Despertei enferrujado, quase velho, calcei os chinelos de pano vermelho desbotado e decidi abrir a janela para encontrar algum ar fresco. Não me espantei ao encarar uma cidade silenciosa e úmida: os únicos resquícios de vida que ocupavam esse mundo eram aquelas malditas, repulsivas e asquerosas mariposas que voavam em volta do também único poste da rua. Formavam nuvens esbranquiçadas e, ao raiar do dia, jaziam quietas e desprezíveis no chão, ao pé do poste, onde os cachorros mijam.

A maioria das coisas de lá, de onde eu vim, era única, mas isso não significava que fossem boas ou ímpares, ou que talvez me transformassem num indivíduo privilegiado. Dividiam-se num único mercado, num único hospital, até mesmo num único puteiro, enfim, num único e unilateral modo de viver e espionar o passar dos dias alheios. E após dividirem-se, uniam-se todos pela insignificância. A grande e estúpida união pela mesquinhez, pelo cochicho e pelos olhares de canto de olho.

De qualquer forma, abri a janela para tomar um ar fresco e o que acabou atingindo-me em cheio foi uma lufada de problemas e pensamentos, que no momento significavam a mesma coisa. Num sobressalto, ouvi o despertador: hora dos remédios.
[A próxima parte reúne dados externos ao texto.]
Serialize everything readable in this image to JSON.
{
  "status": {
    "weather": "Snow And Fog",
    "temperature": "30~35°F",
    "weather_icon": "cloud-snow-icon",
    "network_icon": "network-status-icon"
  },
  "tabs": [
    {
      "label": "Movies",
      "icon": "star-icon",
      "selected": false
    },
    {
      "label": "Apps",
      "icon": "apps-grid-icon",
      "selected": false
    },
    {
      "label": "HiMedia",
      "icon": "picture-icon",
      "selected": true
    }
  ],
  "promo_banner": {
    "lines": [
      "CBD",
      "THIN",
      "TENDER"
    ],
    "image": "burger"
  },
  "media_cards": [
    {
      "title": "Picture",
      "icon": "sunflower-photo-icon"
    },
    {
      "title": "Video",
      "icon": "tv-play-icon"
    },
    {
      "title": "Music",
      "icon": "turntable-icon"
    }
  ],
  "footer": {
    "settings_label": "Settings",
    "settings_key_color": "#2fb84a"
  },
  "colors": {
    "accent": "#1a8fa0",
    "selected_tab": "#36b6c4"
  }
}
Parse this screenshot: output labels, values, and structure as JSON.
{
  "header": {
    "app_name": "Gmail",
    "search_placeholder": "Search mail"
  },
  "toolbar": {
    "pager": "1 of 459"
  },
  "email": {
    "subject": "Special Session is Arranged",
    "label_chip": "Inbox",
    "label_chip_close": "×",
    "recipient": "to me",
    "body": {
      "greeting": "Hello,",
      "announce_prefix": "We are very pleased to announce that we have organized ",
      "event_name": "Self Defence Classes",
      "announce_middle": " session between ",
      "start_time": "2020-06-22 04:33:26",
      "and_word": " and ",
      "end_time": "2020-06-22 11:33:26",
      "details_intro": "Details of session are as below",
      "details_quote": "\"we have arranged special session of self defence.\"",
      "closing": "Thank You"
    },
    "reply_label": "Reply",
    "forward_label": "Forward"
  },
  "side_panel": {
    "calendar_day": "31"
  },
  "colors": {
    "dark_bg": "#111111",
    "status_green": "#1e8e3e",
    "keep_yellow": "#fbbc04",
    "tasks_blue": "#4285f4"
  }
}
Arrastei-me até a cozinha, mais precisamente até um armário branco e velho de madeira, num ângulo reto onde o balcão era o cateto A, enquanto a parede inútil do quadro de mau-gosto fazia as vezes de cateto B. Lá encontrei, sem nem mesmo olhar, a caixa que usava para guardar meus remédios. Maldito vício do hábito que nos faz até mesmo enxergar no escuro.

Rabiscada na tampa, destacava-se a inscrição “caixa da doença”. Abri-a e encontrei prontamente meu fiel companheiro, Haloperidol. Comprimidos numa mão, um copo d’água na outra, enfiei-os goela abaixo. Instantaneamente, como se aquele comprimido contivesse 500mg puras de melancolia ou qualquer fossa do tipo, me senti sozinho num mundo que não me pertencia. Ao mesmo tempo, senti que, se algum dia estivesse em apuros, o que chegaria até mim não seria a heroica e midiática mão salvadora, mas uma rajada de projéteis disparados por aqueles estúpidos olhares.

Alma dilacerada, eu carregava a certeza de que jamais poderia contar com quer quem que fosse. Quanta solidão, tudo o mesmo nada. Melhor dormir logo, deixar o tempo escoar aos poucos para ver se as coisas melhoram. Se não houver melhora, pelo menos metamorfose.

Era madrugada quando acordei espontaneamente. Abri os olhos, simplesmente, como se não tivesse dormido um segundo sequer. Completamente lúcido busquei o relógio digital no criado mudo. As irritantes luzes vermelhas indicavam quatro e cinquenta da manhã. Calcei novamente o surrado chinelo de pano e fui até a janela. Olhei novamente para aquelas das quais senti nojo anteriormente. As mariposas unidas, batendo suas frágeis e ojerizas asas, todas elas sedentas de luz e calor como qualquer ser, humano ou não.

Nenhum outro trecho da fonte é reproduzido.